Maybe the criminal & civil rulings would've been the same if the kid had been a Turk. But I'm betting against.
The next time some poor Palestinian or Lebanese kid is killed because Hamas or Hezbollah thugs put them in harms way, and Turkey denounces Israel, this decision should be shoved in their faces.
Then they should be told to sit down and shut-up until they recognize 5-year-old Kurds as humans.
May '10
Re: And Justice For Some
This court must subscribe to Ezekiel Emmanuel's "Complete Lives System." (Scroll to the graph, which says it all.)
We'll get there.
Nov '10
Re: And Justice For Some
The Turkish princes have not read Machiavelli, or have not read him well, apparently.
Edited on Jan 29, 2011 at 9:16amDec '10
Re: And Justice For Some
Claire Berlinski, Ed.
The ordinary Turk's faith in the justice system is about what you'd expect given stories like this. I expect these parents feel exactly the way you would if this happened to you. · Jan 29 at 8:58am
The parents do - they went to court to seek justice for their child - but the court plainly does not. If the legal system still holds the view that a five-year-old is semi-disposable, that is a pretty damning indictment of the retrograde values enshrined in the Turkish legal system.

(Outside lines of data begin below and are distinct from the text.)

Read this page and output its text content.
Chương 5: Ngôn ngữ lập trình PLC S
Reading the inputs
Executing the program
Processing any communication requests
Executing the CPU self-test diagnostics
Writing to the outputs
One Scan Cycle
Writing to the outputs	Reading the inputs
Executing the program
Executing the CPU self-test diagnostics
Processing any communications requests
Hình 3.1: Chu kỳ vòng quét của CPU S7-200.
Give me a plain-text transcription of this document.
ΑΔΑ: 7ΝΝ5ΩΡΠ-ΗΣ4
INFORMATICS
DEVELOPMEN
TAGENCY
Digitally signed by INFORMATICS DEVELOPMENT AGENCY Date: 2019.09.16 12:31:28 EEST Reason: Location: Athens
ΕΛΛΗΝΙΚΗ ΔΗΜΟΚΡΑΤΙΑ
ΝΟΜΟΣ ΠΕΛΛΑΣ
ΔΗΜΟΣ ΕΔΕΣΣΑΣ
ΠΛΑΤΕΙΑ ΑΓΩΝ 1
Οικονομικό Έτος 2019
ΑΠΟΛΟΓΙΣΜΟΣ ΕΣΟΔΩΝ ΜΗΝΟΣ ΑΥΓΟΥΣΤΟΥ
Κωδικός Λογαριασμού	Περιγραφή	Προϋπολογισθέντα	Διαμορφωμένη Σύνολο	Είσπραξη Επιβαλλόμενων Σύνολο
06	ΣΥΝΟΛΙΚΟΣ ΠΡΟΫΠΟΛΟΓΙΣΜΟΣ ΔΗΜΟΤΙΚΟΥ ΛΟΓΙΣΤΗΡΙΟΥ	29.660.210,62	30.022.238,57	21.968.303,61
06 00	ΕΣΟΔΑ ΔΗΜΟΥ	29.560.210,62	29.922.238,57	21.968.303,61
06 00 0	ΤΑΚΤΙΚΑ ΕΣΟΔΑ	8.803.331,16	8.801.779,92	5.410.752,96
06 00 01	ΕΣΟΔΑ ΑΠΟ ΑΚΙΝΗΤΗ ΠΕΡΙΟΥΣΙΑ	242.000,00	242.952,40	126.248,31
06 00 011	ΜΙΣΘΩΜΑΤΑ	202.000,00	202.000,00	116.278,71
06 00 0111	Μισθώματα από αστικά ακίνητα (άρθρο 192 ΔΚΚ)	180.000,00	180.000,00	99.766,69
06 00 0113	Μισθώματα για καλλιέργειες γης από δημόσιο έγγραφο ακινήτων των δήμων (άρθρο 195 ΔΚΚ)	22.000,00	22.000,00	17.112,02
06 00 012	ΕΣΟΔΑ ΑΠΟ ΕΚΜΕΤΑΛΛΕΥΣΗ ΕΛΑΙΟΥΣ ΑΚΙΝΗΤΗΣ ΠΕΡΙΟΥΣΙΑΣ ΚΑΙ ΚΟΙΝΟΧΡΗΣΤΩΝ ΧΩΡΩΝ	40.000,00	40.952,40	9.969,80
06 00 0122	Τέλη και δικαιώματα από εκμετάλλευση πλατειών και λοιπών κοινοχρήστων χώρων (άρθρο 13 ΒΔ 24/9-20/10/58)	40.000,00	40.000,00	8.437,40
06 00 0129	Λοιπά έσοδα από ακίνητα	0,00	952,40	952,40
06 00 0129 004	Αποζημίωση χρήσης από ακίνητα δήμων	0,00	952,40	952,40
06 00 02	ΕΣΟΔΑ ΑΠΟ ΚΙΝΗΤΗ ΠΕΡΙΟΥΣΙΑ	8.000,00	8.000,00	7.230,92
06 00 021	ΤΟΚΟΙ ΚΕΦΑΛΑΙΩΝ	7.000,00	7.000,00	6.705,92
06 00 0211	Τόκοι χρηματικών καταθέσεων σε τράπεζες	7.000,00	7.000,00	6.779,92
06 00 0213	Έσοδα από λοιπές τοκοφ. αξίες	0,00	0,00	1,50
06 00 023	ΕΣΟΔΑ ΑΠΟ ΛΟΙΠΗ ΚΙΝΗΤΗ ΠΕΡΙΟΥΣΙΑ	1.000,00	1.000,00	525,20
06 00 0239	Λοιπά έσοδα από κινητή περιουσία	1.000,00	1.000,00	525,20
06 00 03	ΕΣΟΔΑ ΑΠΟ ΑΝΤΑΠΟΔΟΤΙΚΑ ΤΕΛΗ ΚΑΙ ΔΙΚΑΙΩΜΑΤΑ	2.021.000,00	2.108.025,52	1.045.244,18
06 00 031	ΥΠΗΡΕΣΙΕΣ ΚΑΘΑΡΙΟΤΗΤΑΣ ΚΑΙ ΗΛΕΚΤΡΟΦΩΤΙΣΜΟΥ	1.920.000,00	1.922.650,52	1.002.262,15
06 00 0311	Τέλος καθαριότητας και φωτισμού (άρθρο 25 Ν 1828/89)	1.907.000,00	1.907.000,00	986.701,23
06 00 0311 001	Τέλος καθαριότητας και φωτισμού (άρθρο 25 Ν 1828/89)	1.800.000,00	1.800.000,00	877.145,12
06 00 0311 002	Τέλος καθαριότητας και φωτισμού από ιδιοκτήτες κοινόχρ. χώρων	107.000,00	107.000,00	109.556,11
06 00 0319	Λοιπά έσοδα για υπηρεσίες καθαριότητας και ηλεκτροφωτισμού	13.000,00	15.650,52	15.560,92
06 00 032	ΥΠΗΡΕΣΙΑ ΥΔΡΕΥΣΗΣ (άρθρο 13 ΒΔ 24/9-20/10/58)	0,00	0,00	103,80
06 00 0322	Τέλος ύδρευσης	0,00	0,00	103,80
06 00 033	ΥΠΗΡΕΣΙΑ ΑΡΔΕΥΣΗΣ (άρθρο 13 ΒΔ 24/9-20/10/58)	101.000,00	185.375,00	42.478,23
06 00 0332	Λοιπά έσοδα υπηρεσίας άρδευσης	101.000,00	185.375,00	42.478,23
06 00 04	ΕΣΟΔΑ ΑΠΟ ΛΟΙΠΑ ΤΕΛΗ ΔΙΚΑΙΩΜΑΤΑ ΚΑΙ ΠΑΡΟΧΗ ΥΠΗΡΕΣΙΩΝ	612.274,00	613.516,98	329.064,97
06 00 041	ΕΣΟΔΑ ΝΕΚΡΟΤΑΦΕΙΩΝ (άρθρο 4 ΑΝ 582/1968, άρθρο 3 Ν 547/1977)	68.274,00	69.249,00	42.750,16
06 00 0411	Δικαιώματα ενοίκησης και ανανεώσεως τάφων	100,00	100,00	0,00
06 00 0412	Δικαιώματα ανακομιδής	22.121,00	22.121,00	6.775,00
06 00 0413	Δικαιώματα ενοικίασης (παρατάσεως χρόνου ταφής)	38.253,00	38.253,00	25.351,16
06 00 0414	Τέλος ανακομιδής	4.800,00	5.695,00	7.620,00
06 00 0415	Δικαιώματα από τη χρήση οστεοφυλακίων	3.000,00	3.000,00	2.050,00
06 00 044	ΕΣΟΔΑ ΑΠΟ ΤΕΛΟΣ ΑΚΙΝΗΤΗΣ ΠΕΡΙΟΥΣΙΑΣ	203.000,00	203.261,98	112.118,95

Unless, as Palaeologus indicates, the court ruling is just evidence that it's open season in Turkey on Kurds of all ages.
Jun '10
Re: And Justice For Some
As the grandfather of two four-year-old grandsons (and the father of five adults who were once four-year-olds), I found this report appalling.
My mother lost a child in infancy--she's 85 years old and although my brother died 62 years ago (before I was born), she still feels pain.

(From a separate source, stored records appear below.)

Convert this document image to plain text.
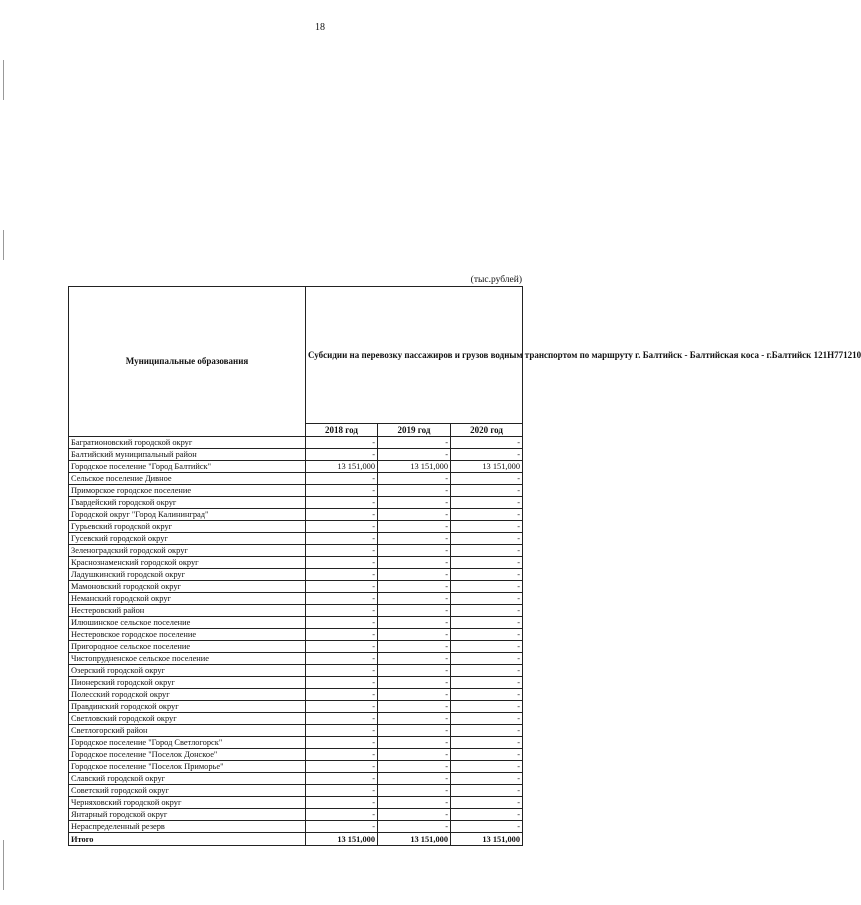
18
(тыс.рублей)
Муниципальные образования	Субсидии на перевозку пассажиров и грузов водным транспортом по маршруту г. Балтийск - Балтийская коса - г.Балтийск 121Н771210		
	2018 год	2019 год	2020 год
Багратионовский городской округ	-	-	-
Балтийский муниципальный район	-	-	-
Городское поселение "Город Балтийск"	13 151,000	13 151,000	13 151,000
Сельское поселение Дивное	-	-	-
Приморское городское поселение	-	-	-
Гвардейский городской округ	-	-	-
Городской округ "Город Калининград"	-	-	-
Гурьевский городской округ	-	-	-
Гусевский городской округ	-	-	-
Зеленоградский городской округ	-	-	-
Краснознаменский городской округ	-	-	-
Ладушкинский городской округ	-	-	-
Мамоновский городской округ	-	-	-
Неманский городской округ	-	-	-
Нестеровский район	-	-	-
Илюшинское сельское поселение	-	-	-
Нестеровское городское поселение	-	-	-
Пригородное сельское поселение	-	-	-
Чистопрудненское сельское поселение	-	-	-
Озерский городской округ	-	-	-
Пионерский городской округ	-	-	-
Полесский городской округ	-	-	-
Правдинский городской округ	-	-	-
Светловский городской округ	-	-	-
Светлогорский район	-	-	-
Городское поселение "Город Светлогорск"	-	-	-
Городское поселение "Поселок Донское"	-	-	-
Городское поселение "Поселок Приморье"	-	-	-
Славский городской округ	-	-	-
Советский городской округ	-	-	-
Черняховский городской округ	-	-	-
Янтарный городской округ	-	-	-
Нераспределенный резерв	-	-	-
Итого	13 151,000	13 151,000	13 151,000
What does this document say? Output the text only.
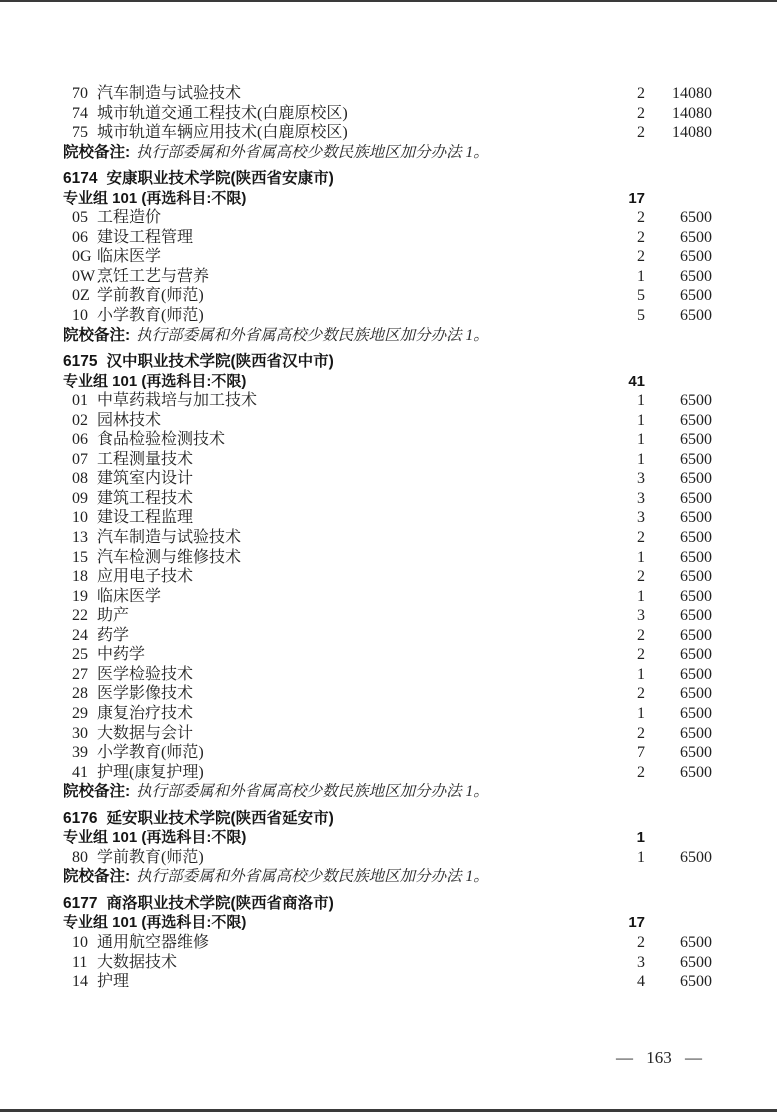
70 汽车制造与试验技术	2	14080
74 城市轨道交通工程技术(白鹿原校区)	2	14080
75 城市轨道车辆应用技术(白鹿原校区)	2	14080
院校备注: 执行部委属和外省属高校少数民族地区加分办法 1。
6174 安康职业技术学院(陕西省安康市)
专业组 101 (再选科目:不限)	17
05 工程造价	2	6500
06 建设工程管理	2	6500
0G 临床医学	2	6500
0W 烹饪工艺与营养	1	6500
0Z 学前教育(师范)	5	6500
10 小学教育(师范)	5	6500
院校备注: 执行部委属和外省属高校少数民族地区加分办法 1。
6175 汉中职业技术学院(陕西省汉中市)
专业组 101 (再选科目:不限)	41
01 中草药栽培与加工技术	1	6500
02 园林技术	1	6500
06 食品检验检测技术	1	6500
07 工程测量技术	1	6500
08 建筑室内设计	3	6500
09 建筑工程技术	3	6500
10 建设工程监理	3	6500
13 汽车制造与试验技术	2	6500
15 汽车检测与维修技术	1	6500
18 应用电子技术	2	6500
19 临床医学	1	6500
22 助产	3	6500
24 药学	2	6500
25 中药学	2	6500
27 医学检验技术	1	6500
28 医学影像技术	2	6500
29 康复治疗技术	1	6500
30 大数据与会计	2	6500
39 小学教育(师范)	7	6500
41 护理(康复护理)	2	6500
院校备注: 执行部委属和外省属高校少数民族地区加分办法 1。
6176 延安职业技术学院(陕西省延安市)
专业组 101 (再选科目:不限)	1
80 学前教育(师范)	1	6500
院校备注: 执行部委属和外省属高校少数民族地区加分办法 1。
6177 商洛职业技术学院(陕西省商洛市)
专业组 101 (再选科目:不限)	17
10 通用航空器维修	2	6500
11 大数据技术	3	6500
14 护理	4	6500
— 163 —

Life goes on after the death of a child, but there is a hole that can never be filled.
Edited on Jan 29, 2011 at 9:24amJul '10
Re: And Justice For Some
Thanks for the link, Scott. I hadn't seen that before.
One of the most obnoxious aspects of these "scarce resource allocation" plans is that their socialist means lead to greater shortages, and so they inevitably become more draconian over time.
Re: And Justice For Some
Palaeologus:
Maybe the criminal & civil rulings would've been the same if the kid had been a Turk. But I'm betting against.
The child was a Turk. All citizens of Turkey are Turks. (Kurds until recently did not officially exist--they were "mountain Turks.")
Without knowing more about the story, I don't want to say categorically that this hinged on discrimination against ethic Kurds. It could be all sorts of things. But I can say very categorically that the justice system here is massively dysfunctional, and that I doubt very much a judge would have said such a thing or ruled in such a way had the child of a powerful politician been killed.
Re: And Justice For Some
Living in Turkey has completely changed my perspective on this. I've come to favor stratospheric punitive judgments for negligence that results in this kind of tragedy. It would take me a long time to explain why, so I'll save it for a post at some point in the future. Suffice to say I've really come to appreciate how important it is that people connect carelessness with a high likelihood of financial ruin. That prospect concentrates certain kinds of minds wonderfully.